“Eine schöne, reizvolle und anspruchsvolle Aufgabe”

Der Schweizer Publizist Roger de Weck will sich als neuer Leiter des Politischen Clubs der Evangelischen Akademie Tutzing unter anderem die politischen Parteien sowie die Medien zum Thema machen. Seine erste Tagung fragt, wie eine zukunftsfähige deutsche Ostpolitik aussehen könnte. Und er will mehr junge Leute für das Diskursformat interessieren.

Der eine ist die Nummer 17, der andere trägt sie auf dem Rücken. Selbstbewusst und humorvoll präsentierte sich der Schweizer Publizist und Ökonom Roger de Weck im Münchner Presseclub als neuer Leiter des Politischen Clubs der Evangelischen Akademie Tutzing. Sechzehn Persönlichkeiten aus Politik, Wissenschaft und Medien hatten vor ihm diese Aufgabe inne – zuletzt Bundestagspräsident a.D. Wolfgang Thierse. Beim anderen Top-Club, dem FC Bayern München, trage Sadio Mané die Nummer 17, merkte de Weck mit einem Augenzwinkern an. Die Leitung des Politischen Clubs bezeichnete der frühere Chefredakteur der Zeit als “eine wirklich schöne, reizvolle und anspruchsvolle Aufgabe”, die er “mit großem Respekt” angehe. Ein Jahr sei er alt gewesen, als dieses inzwischen älteste Tagungsformat der Akademie 1954 gegründet wurde. Mit 68 wolle er sich gerne einbringen.

Im Frühjahr 1990 war Roger de Weck zum ersten Mal zum Vortrag in der Akademie. Damals sei er als in Deutschland lebender Schweizer um einen Innen- wie Außenblick gebeten worden. Es ging um die sich abzeichnende Vereinigung Deutschlands. Angela Merkel, damals noch weithin unbekannt, habe ebenfalls an der Tagung teilgenommen, erinnert sich de Weck.

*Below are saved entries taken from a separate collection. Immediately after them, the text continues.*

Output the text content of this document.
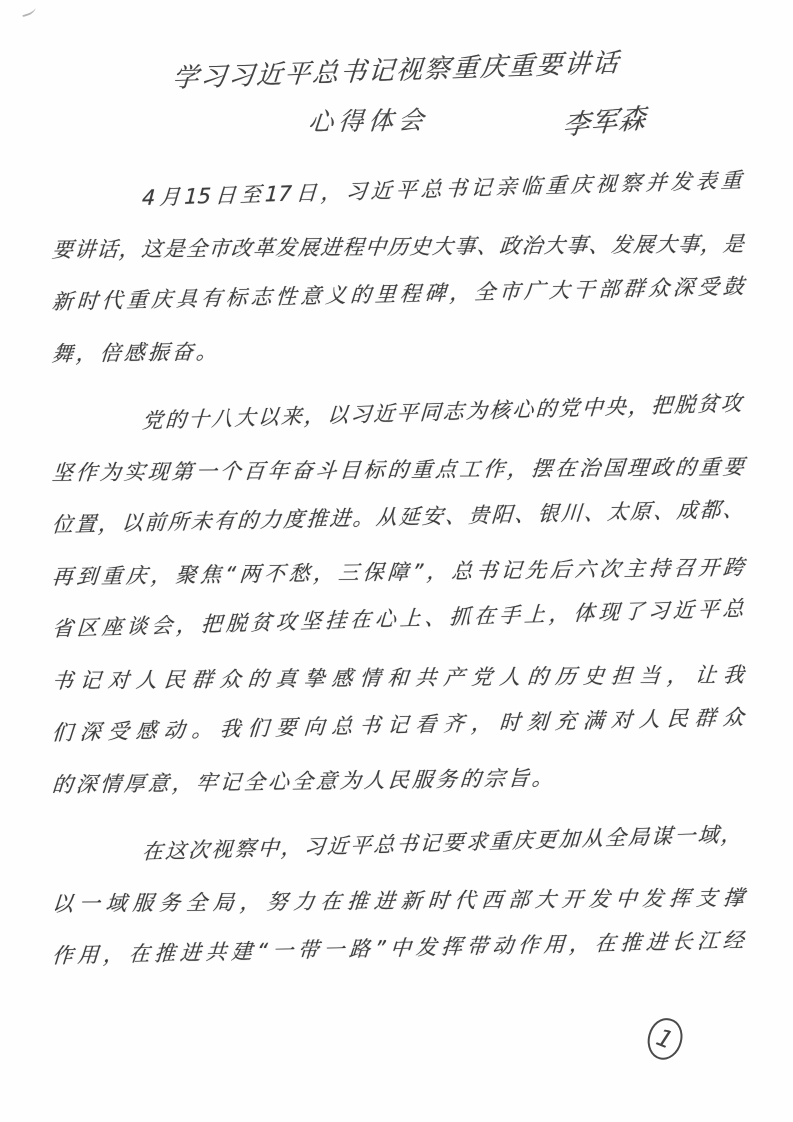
学习习近平总书记视察重庆重要讲话
心得体会	李军森
4月15日至17日，习近平总书记亲临重庆视察并发表重
要讲话，这是全市改革发展进程中历史大事、政治大事、发展大事，是
新时代重庆具有标志性意义的里程碑，全市广大干部群众深受鼓
舞，倍感振奋。
党的十八大以来，以习近平同志为核心的党中央，把脱贫攻
坚作为实现第一个百年奋斗目标的重点工作，摆在治国理政的重要
位置，以前所未有的力度推进。从延安、贵阳、银川、太原、成都、
再到重庆，聚焦“两不愁，三保障”，总书记先后六次主持召开跨
省区座谈会，把脱贫攻坚挂在心上、抓在手上，体现了习近平总
书记对人民群众的真挚感情和共产党人的历史担当，让我
们深受感动。我们要向总书记看齐，时刻充满对人民群众
的深情厚意，牢记全心全意为人民服务的宗旨。
在这次视察中，习近平总书记要求重庆更加从全局谋一域，
以一域服务全局，努力在推进新时代西部大开发中发挥支撑
作用，在推进共建“一带一路”中发挥带动作用，在推进长江经
1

Roger de Weck ist Autor und Gastprofessor am College of Europe in Brügge. Zuletzt erschien “Die Kraft der Demokratie – Eine Antwort auf die autoritären Reaktionäre” (Suhrkamp, 2022, erweiterte Taschenbuchausgabe). Von 2011 bis 2017 war er Generaldirektor der Schweizer Radios und Fernsehens, 2004-2010 Stiftungsratspräsident des traditionsreichen Graduate Institute of International and Development Studies in Genf, 1997-2001 Chefredakteur der “Zeit” in Hamburg. Lang moderierte er die Fernsehsendung “Sternstunden Philosophie” auf 3Sat und SRF1. Der zweisprachige Schweizer ist Autor von Bestsellern, namentlich “Nach der Krise – Gibt es einen anderen Kapitalismus?”. Er studierte Volkswirtschaft an der Universität St. Gallen. Roger de Weck sitzt unter anderem im Stiftungsrat des Internationalen Karlspreises Aachen, im Vorstand von SOS Méditerranée (Seenotrettungsschiff “Ocean Viking”) und im Wissenschaftlichen Beirat der Zeitschrift “Critique Internationale” (SciencesPo Paris). Er ist Ehrendoktor der Universitäten Freiburg und Luzern. Er ist Ehrendoktor der Universitäten Freiburg und Luzern.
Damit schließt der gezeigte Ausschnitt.